An alternative to defining Islamophobia
During ‘Islamophobia Awareness Month’, an alternative to the ‘definition agenda’ was proposed to combat Islamophobia: the Islamophobia Index. Published in the ‘Index of Islamophobia: Proposing an Enforcement and Prosecution Framework’ report, the Index was developed by Equality Act Review with the support of the Economy and Society Research Cluster at the School of Geography and Environment, University of Oxford. Launched in the UK Parliament on 21 November 2022, the Index has been described by its author, Dr Suriyah Bi of the University of Oxford, as an effort to move away from the discourse dominated by “the semantics of the word Islamophobia,” and to instead offer a tool that helps “real people and real lives” “through the legal system every day.”

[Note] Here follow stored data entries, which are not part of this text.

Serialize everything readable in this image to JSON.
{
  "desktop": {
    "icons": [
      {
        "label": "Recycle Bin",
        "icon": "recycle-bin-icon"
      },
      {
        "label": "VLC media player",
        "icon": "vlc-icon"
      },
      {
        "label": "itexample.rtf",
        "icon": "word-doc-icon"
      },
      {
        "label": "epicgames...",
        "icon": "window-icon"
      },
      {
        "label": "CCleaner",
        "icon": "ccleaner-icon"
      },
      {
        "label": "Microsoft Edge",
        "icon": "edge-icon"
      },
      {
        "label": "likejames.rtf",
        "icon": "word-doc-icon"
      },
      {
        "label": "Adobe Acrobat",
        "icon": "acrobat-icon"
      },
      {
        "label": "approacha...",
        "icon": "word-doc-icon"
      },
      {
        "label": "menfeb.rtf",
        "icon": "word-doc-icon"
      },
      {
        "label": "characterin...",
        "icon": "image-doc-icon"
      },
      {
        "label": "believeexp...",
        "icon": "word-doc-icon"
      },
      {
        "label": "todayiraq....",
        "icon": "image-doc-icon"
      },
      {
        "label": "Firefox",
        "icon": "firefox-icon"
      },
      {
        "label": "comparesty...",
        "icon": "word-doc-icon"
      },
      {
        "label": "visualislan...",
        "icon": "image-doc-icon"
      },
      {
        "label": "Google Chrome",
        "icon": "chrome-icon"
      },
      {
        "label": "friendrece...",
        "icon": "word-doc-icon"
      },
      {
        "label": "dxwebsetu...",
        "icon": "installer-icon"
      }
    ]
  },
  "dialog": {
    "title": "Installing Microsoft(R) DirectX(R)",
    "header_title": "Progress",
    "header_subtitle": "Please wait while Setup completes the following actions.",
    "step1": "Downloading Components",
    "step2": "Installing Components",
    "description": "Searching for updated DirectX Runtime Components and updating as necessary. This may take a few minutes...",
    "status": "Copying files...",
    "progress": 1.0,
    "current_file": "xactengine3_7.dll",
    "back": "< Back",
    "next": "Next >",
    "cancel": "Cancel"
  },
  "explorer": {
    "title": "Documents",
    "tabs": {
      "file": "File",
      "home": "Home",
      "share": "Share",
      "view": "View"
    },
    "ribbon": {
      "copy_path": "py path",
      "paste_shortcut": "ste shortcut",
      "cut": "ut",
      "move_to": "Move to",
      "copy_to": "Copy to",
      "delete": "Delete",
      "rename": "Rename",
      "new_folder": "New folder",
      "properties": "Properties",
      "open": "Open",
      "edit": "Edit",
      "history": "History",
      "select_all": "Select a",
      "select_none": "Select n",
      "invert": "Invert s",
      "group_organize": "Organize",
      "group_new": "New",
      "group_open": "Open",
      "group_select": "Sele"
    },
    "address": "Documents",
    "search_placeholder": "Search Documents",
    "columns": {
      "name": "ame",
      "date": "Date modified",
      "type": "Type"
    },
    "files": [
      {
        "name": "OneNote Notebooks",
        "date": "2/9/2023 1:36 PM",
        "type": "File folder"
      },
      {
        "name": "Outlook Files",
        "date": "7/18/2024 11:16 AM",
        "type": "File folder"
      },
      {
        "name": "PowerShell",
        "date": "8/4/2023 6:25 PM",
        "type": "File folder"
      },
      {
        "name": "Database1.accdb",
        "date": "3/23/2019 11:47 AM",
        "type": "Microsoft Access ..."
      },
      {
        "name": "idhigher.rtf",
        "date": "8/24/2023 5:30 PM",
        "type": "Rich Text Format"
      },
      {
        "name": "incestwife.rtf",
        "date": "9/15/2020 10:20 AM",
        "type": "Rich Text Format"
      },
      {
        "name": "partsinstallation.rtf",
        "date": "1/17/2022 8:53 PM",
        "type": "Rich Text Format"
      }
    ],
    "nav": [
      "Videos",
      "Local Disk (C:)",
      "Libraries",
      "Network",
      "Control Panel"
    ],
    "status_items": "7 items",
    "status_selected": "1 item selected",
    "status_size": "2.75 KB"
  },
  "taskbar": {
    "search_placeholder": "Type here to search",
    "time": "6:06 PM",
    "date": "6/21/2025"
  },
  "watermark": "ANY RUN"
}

The Islamophobia Index consists of two tools. The first tool is the index itself, which can be used by either the victim or a professional reporting a religious hate crime to calculate the severity of such a crime. This calculation would help the victim and law enforcement more accurately and actionably report a religious hate crime involving Muslims. The second tool is a more detailed framework that can help the victim and law enforcement determine which prosecution pathway would be most suitable for a religious hate crime against Muslims. An incident of Islamophobia may be relevant to multiple laws, and therefore, could be prosecuted in a number of ways. The framework allows an individual to more accurately identify which law may have been broken.
Measuring Islamophobia: Benefits and challenges
Given its practical value in classifying and prosecuting Islamophobia, Dr Suriyah Bi describes the Islamophobia Index as “a conduit for providing victims of Islamophobia with the justice they deserve.” The Index may well prove very useful. In order to access justice, it can also be used to educate communities, including British Muslims themselves, on what Islamophobia is and how to respond to it. It may also mobilise a wider network of professional help, such as teachers, social workers, nurses, and doctors, who can use the Index in the communities that they serve.
There still, however, remains uncertainty over whether the index will be accepted by policymakers, professionals, and communities. Just like in the case of ‘defining’ Islamophobia, ‘measuring’ it with an index will require national consensus as well as nationwide uptake. Both are easier said than done.